5. Dreidel playing – to make this even more fun, play with pennies that the kids get to keep!
6. Edible Menorah:
a) You will need chocolate wafers for the base, tooth picks, chocolate cheerios and candy corn for the flames.
7. Dreidel Surprise game – this is a really fun one! Get a variety of small prizes, enough for each family member to have two as well as some other random objects, like a raw potato, sponge etc. Now, while noone is looking, set up all the prizes as well as the random objects under various different sized containers, like pots, pans, bowls etc. Play the dreidel and when a person lands on Gimmel they get to choose a container and get to keep whatever is under it. Sometimes they will win a prize and sometimes it will be a random object!

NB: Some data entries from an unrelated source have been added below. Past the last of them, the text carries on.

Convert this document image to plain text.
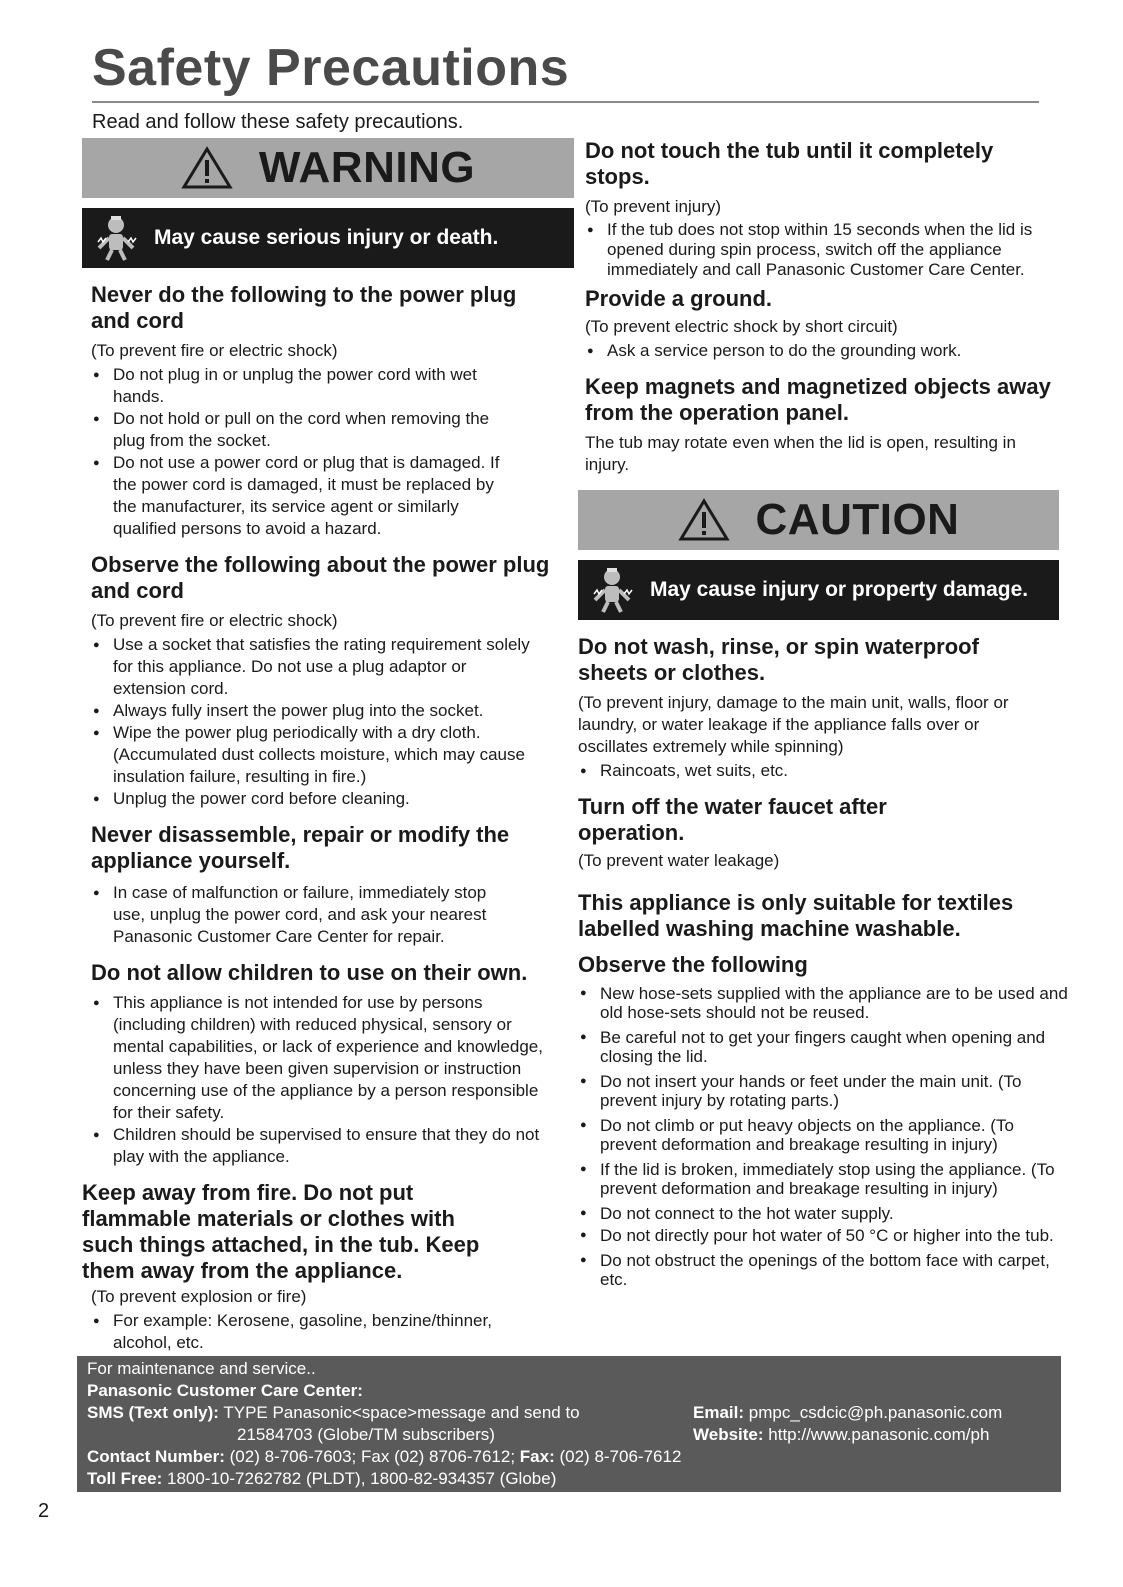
Safety Precautions
Read and follow these safety precautions.
WARNING
May cause serious injury or death.
Never do the following to the power plug and cord
(To prevent fire or electric shock)
● Do not plug in or unplug the power cord with wet hands.
● Do not hold or pull on the cord when removing the plug from the socket.
● Do not use a power cord or plug that is damaged. If the power cord is damaged, it must be replaced by the manufacturer, its service agent or similarly qualified persons to avoid a hazard.
Observe the following about the power plug and cord
(To prevent fire or electric shock)
● Use a socket that satisfies the rating requirement solely for this appliance. Do not use a plug adaptor or extension cord.
● Always fully insert the power plug into the socket.
● Wipe the power plug periodically with a dry cloth. (Accumulated dust collects moisture, which may cause insulation failure, resulting in fire.)
● Unplug the power cord before cleaning.
Never disassemble, repair or modify the appliance yourself.
● In case of malfunction or failure, immediately stop use, unplug the power cord, and ask your nearest Panasonic Customer Care Center for repair.
Do not allow children to use on their own.
● This appliance is not intended for use by persons (including children) with reduced physical, sensory or mental capabilities, or lack of experience and knowledge, unless they have been given supervision or instruction concerning use of the appliance by a person responsible for their safety.
● Children should be supervised to ensure that they do not play with the appliance.
Keep away from fire. Do not put flammable materials or clothes with such things attached, in the tub. Keep them away from the appliance.
(To prevent explosion or fire)
● For example: Kerosene, gasoline, benzine/thinner, alcohol, etc.
Do not touch the tub until it completely stops.
(To prevent injury)
● If the tub does not stop within 15 seconds when the lid is opened during spin process, switch off the appliance immediately and call Panasonic Customer Care Center.
Provide a ground.
(To prevent electric shock by short circuit)
● Ask a service person to do the grounding work.
Keep magnets and magnetized objects away from the operation panel.
The tub may rotate even when the lid is open, resulting in injury.
CAUTION
May cause injury or property damage.
Do not wash, rinse, or spin waterproof sheets or clothes.
(To prevent injury, damage to the main unit, walls, floor or laundry, or water leakage if the appliance falls over or oscillates extremely while spinning)
● Raincoats, wet suits, etc.
Turn off the water faucet after operation.
(To prevent water leakage)
This appliance is only suitable for textiles labelled washing machine washable.
Observe the following
● New hose-sets supplied with the appliance are to be used and old hose-sets should not be reused.
● Be careful not to get your fingers caught when opening and closing the lid.
● Do not insert your hands or feet under the main unit. (To prevent injury by rotating parts.)
● Do not climb or put heavy objects on the appliance. (To prevent deformation and breakage resulting in injury)
● If the lid is broken, immediately stop using the appliance. (To prevent deformation and breakage resulting in injury)
● Do not connect to the hot water supply.
● Do not directly pour hot water of 50 °C or higher into the tub.
● Do not obstruct the openings of the bottom face with carpet, etc.
For maintenance and service..
Panasonic Customer Care Center:
SMS (Text only): TYPE Panasonic<space>message and send to	Email: pmpc_csdcic@ph.panasonic.com
21584703 (Globe/TM subscribers)	Website: http://www.panasonic.com/ph
Contact Number: (02) 8-706-7603; Fax (02) 8706-7612; Fax: (02) 8-706-7612
Toll Free: 1800-10-7262782 (PLDT), 1800-82-934357 (Globe)
2
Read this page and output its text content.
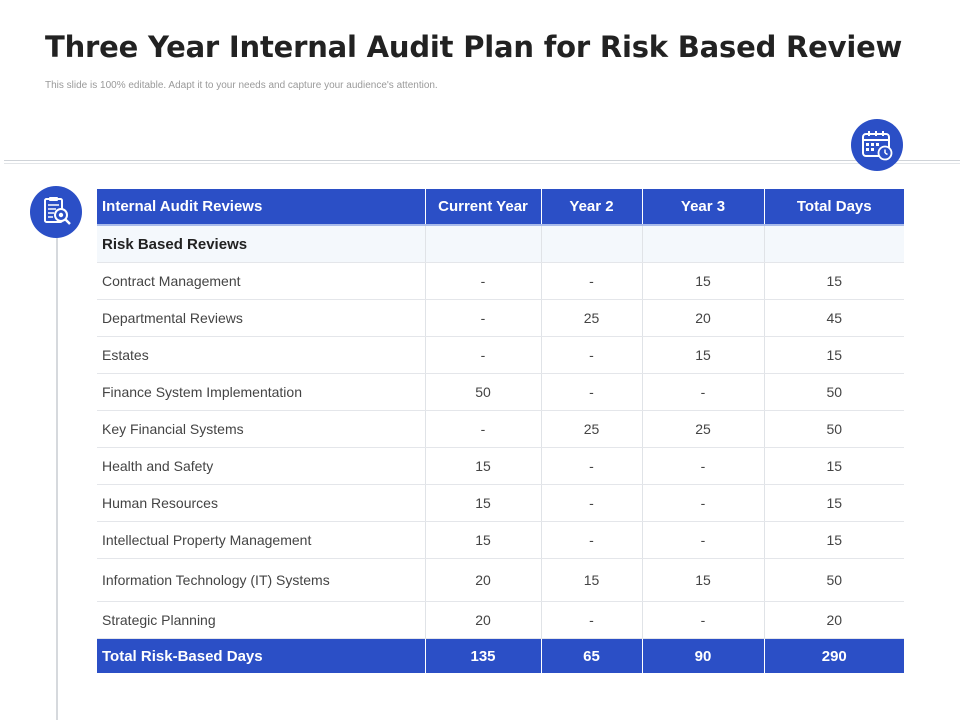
Three Year Internal Audit Plan for Risk Based Review
This slide is 100% editable. Adapt it to your needs and capture your audience's attention.
Internal Audit Reviews	Current Year	Year 2	Year 3	Total Days
Risk Based Reviews				
Contract Management	-	-	15	15
Departmental Reviews	-	25	20	45
Estates	-	-	15	15
Finance System Implementation	50	-	-	50
Key Financial Systems	-	25	25	50
Health and Safety	15	-	-	15
Human Resources	15	-	-	15
Intellectual Property Management	15	-	-	15
Information Technology (IT) Systems	20	15	15	50
Strategic Planning	20	-	-	20
Total Risk-Based Days	135	65	90	290
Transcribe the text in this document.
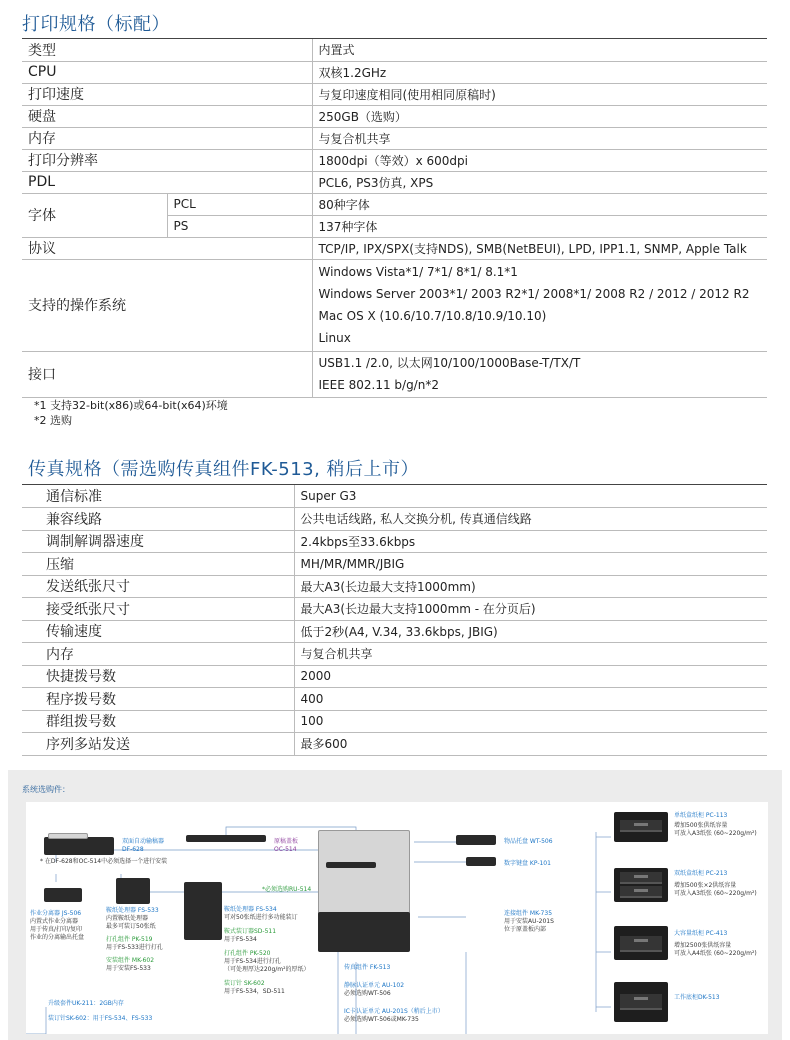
打印规格（标配）
类型		内置式
CPU		双核1.2GHz
打印速度		与复印速度相同(使用相同原稿时)
硬盘		250GB（选购）
内存		与复合机共享
打印分辨率		1800dpi（等效）x 600dpi
PDL		PCL6, PS3仿真, XPS
字体	PCL	80种字体
	PS	137种字体
协议		TCP/IP, IPX/SPX(支持NDS), SMB(NetBEUI), LPD, IPP1.1, SNMP, Apple Talk
支持的操作系统		Windows Vista*1/ 7*1/ 8*1/ 8.1*1
Windows Server 2003*1/ 2003 R2*1/ 2008*1/ 2008 R2 / 2012 / 2012 R2
Mac OS X (10.6/10.7/10.8/10.9/10.10)
Linux

接口		USB1.1 /2.0, 以太网10/100/1000Base-T/TX/T
IEEE 802.11 b/g/n*2
*1 支持32-bit(x86)或64-bit(x64)环境
*2 选购
传真规格（需选购传真组件FK-513, 稍后上市）
通信标准	Super G3
兼容线路	公共电话线路, 私人交换分机, 传真通信线路
调制解调器速度	2.4kbps至33.6kbps
压缩	MH/MR/MMR/JBIG
发送纸张尺寸	最大A3(长边最大支持1000mm)
接受纸张尺寸	最大A3(长边最大支持1000mm - 在分页后)
传输速度	低于2秒(A4, V.34, 33.6kbps, JBIG)
内存	与复合机共享
快捷拨号数	2000
程序拨号数	400
群组拨号数	100
序列多站发送	最多600
系统选购件：
双面自动输稿器
DF-628
原稿盖板
OC-514
* 在DF-628和OC-514中必须选择一个进行安装
物品托盘 WT-506
数字键盘 KP-101
连接组件 MK-735
用于安装AU-201S
位于原盖板内部
作业分离器 JS-506
内置式作业分离器
用于传真/打印/复印
作业的分离输出托盘
鞍纸处理器 FS-533
内置鞍纸处理器
最多可装订50张纸
打孔组件 PK-519
用于FS-533进行打孔
安装组件 MK-602
用于安装FS-533
*必须选购RU-514
鞍纸处理器 FS-534
可对50张纸进行多功能装订
鞍式装订器SD-511
用于FS-534
打孔组件 PK-520
用于FS-534进行打孔
（可处理厚达220g/m²的厚纸）
装订针 SK-602
用于FS-534，SD-511
升级套件UK-211：2GB内存
装订针SK-602：用于FS-534、FS-533
传真组件 FK-513
静脉认证单元 AU-102
必须选购WT-506
IC卡认证单元 AU-201S（稍后上市）
必须选购WT-506或MK-735
单纸盒纸柜 PC-113
增加500张供纸容量
可放入A3纸张 (60~220g/m²)
双纸盒纸柜 PC-213
增加500张×2供纸容量
可放入A3纸张 (60~220g/m²)
大容量纸柜 PC-413
增加2500张供纸容量
可放入A4纸张 (60~220g/m²)
工作底柜DK-513
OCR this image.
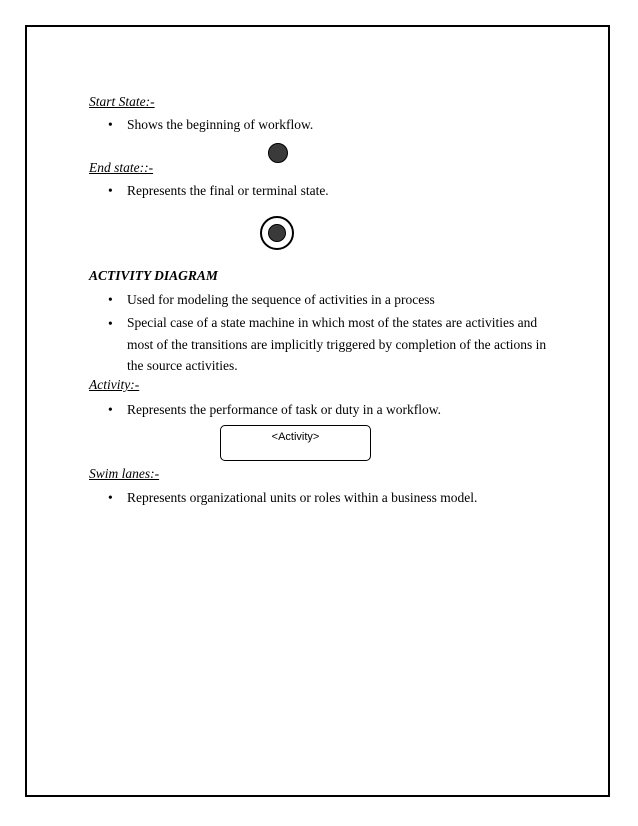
Start State:-
• Shows the beginning of workflow.
End state::-
• Represents the final or terminal state.
ACTIVITY DIAGRAM
• Used for modeling the sequence of activities in a process
• Special case of a state machine in which most of the states are activities and most of the transitions are implicitly triggered by completion of the actions in the source activities.
Activity:-
• Represents the performance of task or duty in a workflow.
<Activity>
Swim lanes:-
• Represents organizational units or roles within a business model.
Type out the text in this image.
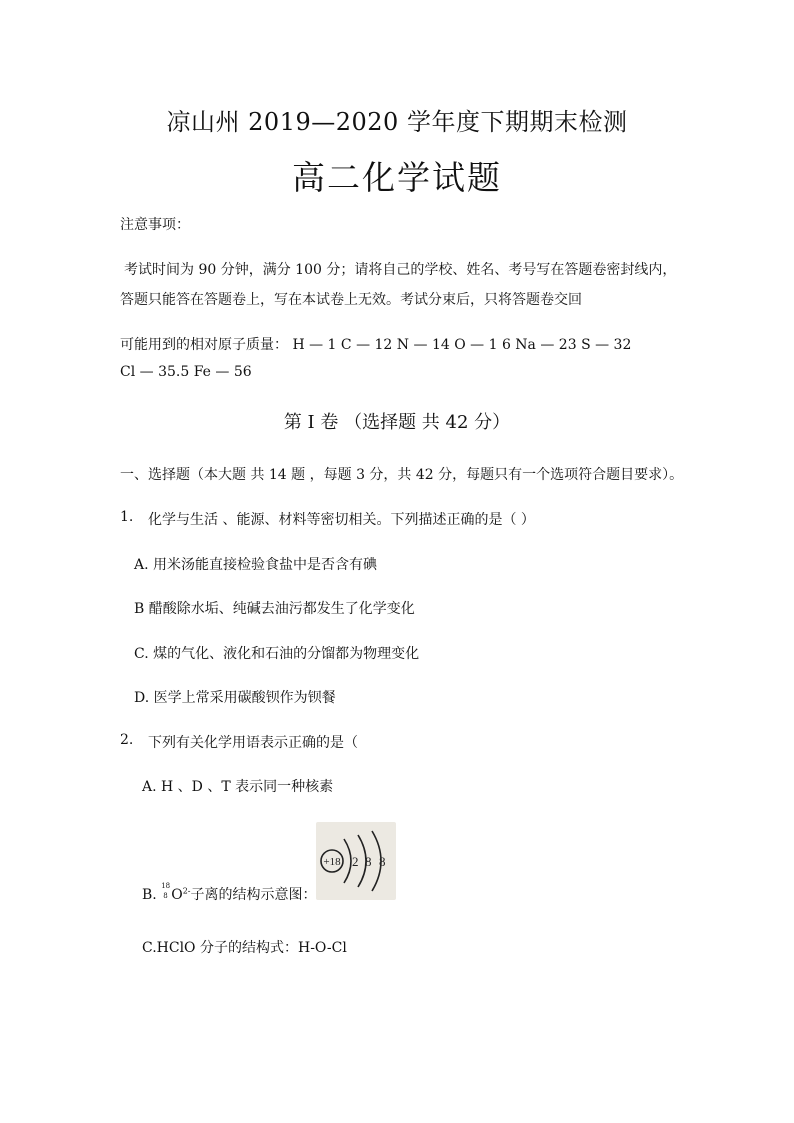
凉山州 2019—2020 学年度下期期末检测
高二化学试题
注意事项：
考试时间为 90 分钟，满分 100 分；请将自己的学校、姓名、考号写在答题卷密封线内，
答题只能答在答题卷上，写在本试卷上无效。考试分束后，只将答题卷交回
可能用到的相对原子质量： H — 1 C — 12 N — 14 O — 1 6 Na — 23 S — 32
Cl — 35.5 Fe — 56
第 I 卷 （选择题 共 42 分）
一、选择题（本大题 共 14 题 ，每题 3 分，共 42 分，每题只有一个选项符合题目要求）。
1. 化学与生活 、能源、材料等密切相关。下列描述正确的是（ ）
A. 用米汤能直接检验食盐中是否含有碘
B 醋酸除水垢、纯碱去油污都发生了化学变化
C. 煤的气化、液化和石油的分馏都为物理变化
D. 医学上常采用碳酸钡作为钡餐
2. 下列有关化学用语表示正确的是（
A. H 、D 、T 表示同一种核素
B.
18
8 $O^{2-}$子离的结构示意图：
+18 2 8 8
C.HClO 分子的结构式：H-O-Cl
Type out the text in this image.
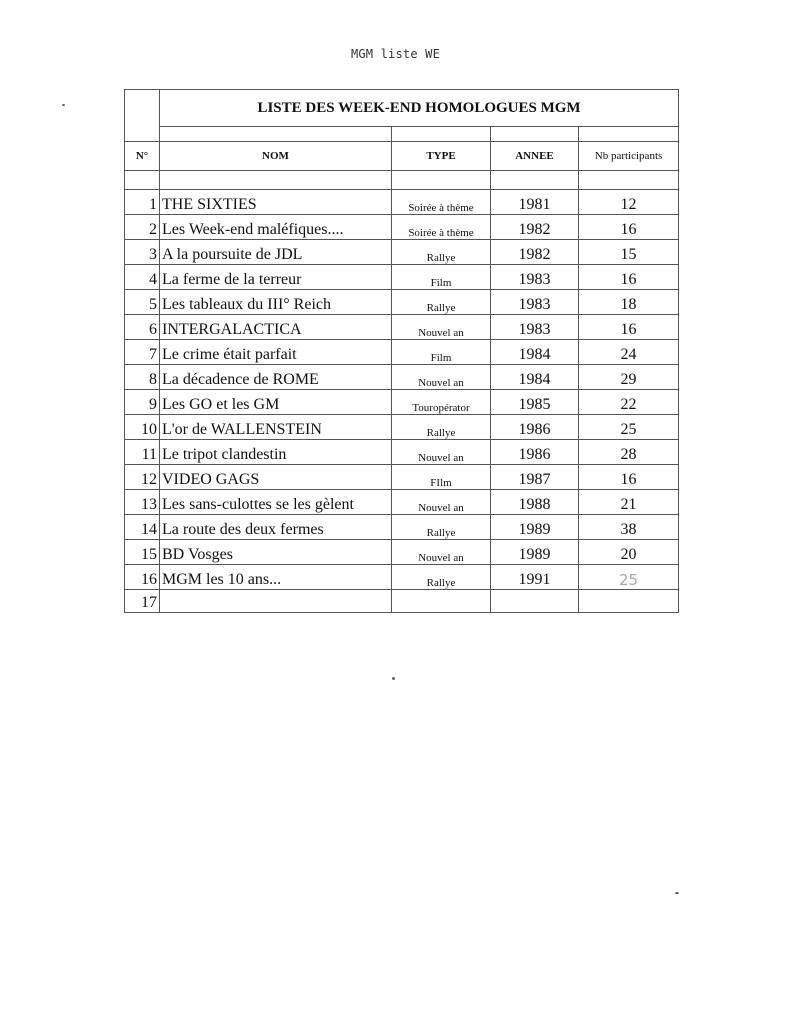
MGM liste WE
	LISTE DES WEEK-END HOMOLOGUES MGM			

N°	NOM	TYPE	ANNEE	Nb participants

1	THE SIXTIES	Soirée à thème	1981	12
2	Les Week-end maléfiques....	Soirée à thème	1982	16
3	A la poursuite de JDL	Rallye	1982	15
4	La ferme de la terreur	Film	1983	16
5	Les tableaux du III° Reich	Rallye	1983	18
6	INTERGALACTICA	Nouvel an	1983	16
7	Le crime était parfait	Film	1984	24
8	La décadence de ROME	Nouvel an	1984	29
9	Les GO et les GM	Touropérator	1985	22
10	L'or de WALLENSTEIN	Rallye	1986	25
11	Le tripot clandestin	Nouvel an	1986	28
12	VIDEO GAGS	FIlm	1987	16
13	Les sans-culottes se les gèlent	Nouvel an	1988	21
14	La route des deux fermes	Rallye	1989	38
15	BD Vosges	Nouvel an	1989	20
16	MGM les 10 ans...	Rallye	1991	25
17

8. Each member of the family, parents included, writes down a reward or privilege that they want on a paper. For example: miss a half-day of school, dinner with mum, a day with no chores. So each member of the family writes down two, each on its own paper. We fold all the papers and put them in a little bowl, and then we go around and everyone chooses. It’s hilarious to see each person pick out things that are totally incongruous (my husband picked out “double screen time”). After everyone chooses, each person can make one trade, so the campaigning and lobbying ensues. It’s our little way of giving our kids stuff, where most of it is privilege or time with us as opposed to “stuff.” And the game itself is really fun family time. (Courtesy of Ruchi Koval, outoftheorthobox.com)
We hope some of these ideas can create some wonderful chanukah memories for your family! Happy Chanukah!